Back at the Department of Foreign Affairs, the file did not survive the cool air of an Irish civil service summer. Officials concluded that whatever Hudson's objective might be, the scheme he had propounded to Mr Farrell in Chicago belonged mainly to the realms of science fiction and could turn out to be a gigantic leg-pull. The file was shelved. No engineers ever surveyed the cliffs. No bulldozers ever crossed the sound. Hudson went on to a long career working on rocket designs and reusable launch concepts. Hoyle continued his cosmological work and his contrarian theories. The astronaut, if he ever existed in the room, was never named. The proposal vanished from public view for thirty-one years, until the Irish state papers from 1973 were released in 2004 under the thirty-year rule and a journalist for the Irish Examiner discovered them in a routine sweep.
It is hard to read the Inishnabro file today without imagining the parallel future the civil servants quietly declined. Picture the launch towers rising above the Cathedral Rocks. Picture the auks scattering.

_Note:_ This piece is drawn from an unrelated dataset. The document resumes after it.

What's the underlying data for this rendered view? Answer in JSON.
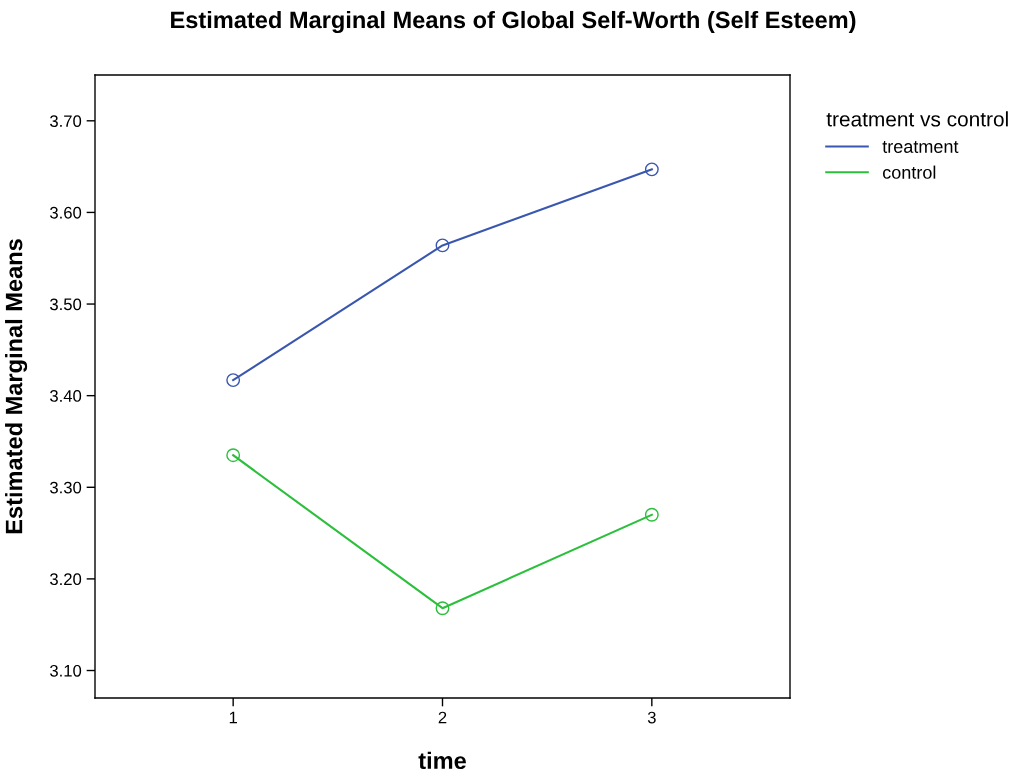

Picture the contrails arcing east from Kerry over the Atlantic. None of it happened. The cliff colonies grew. The grey seals continued to haul out on the rocks below. The sound between Inishnabro and Inishvickillane silted with the same kelp and Atlantic foam it has carried for centuries. Sometimes the most interesting thing about a place is what nearly happened to it. Inishnabro - one of the six principal Blaskets, one of the smaller and stonier among them - is now best known to walkers who reach it by RIB from the mainland and to the seabirds that have never heard of leg-pulls.
From the air, Inishnabro looks like a comma between Inishvickillane and the open ocean. It sits within the special protected area that covers five of the Blaskets - the protected designation excludes only Great Blasket itself - and within the Natura 2000 special area of conservation surrounding the archipelago. The Cathedral Rocks face the wind from the north Atlantic with the same stoic verticality they have shown for millions of years. They were never going to be a launch pad. They were always going to be a colony, a cliff, a small island shaped like a quern. Which, of course, is exactly what its Irish name has always said.
Located at 52.058 degrees north, 10.609 degrees west, between Inishvickillane and Tearaght in the southern half of the Blasket archipelago. The 200-metre sound between Inishnabro and Inishvickillane is one of the most navigable features when scanning the cluster from above. Kerry Airport (EIKY) is about 35 nautical miles east-northeast. Recommended observation altitude 2,500 to 4,000 feet AGL in clear weather. Look for the Cathedral Rocks on the northern coast - vertical, columnar, the most distinctive cliff feature in the archipelago. Winds in the area can be severe and shifting; treat all Blasket approaches with respect for Atlantic weather.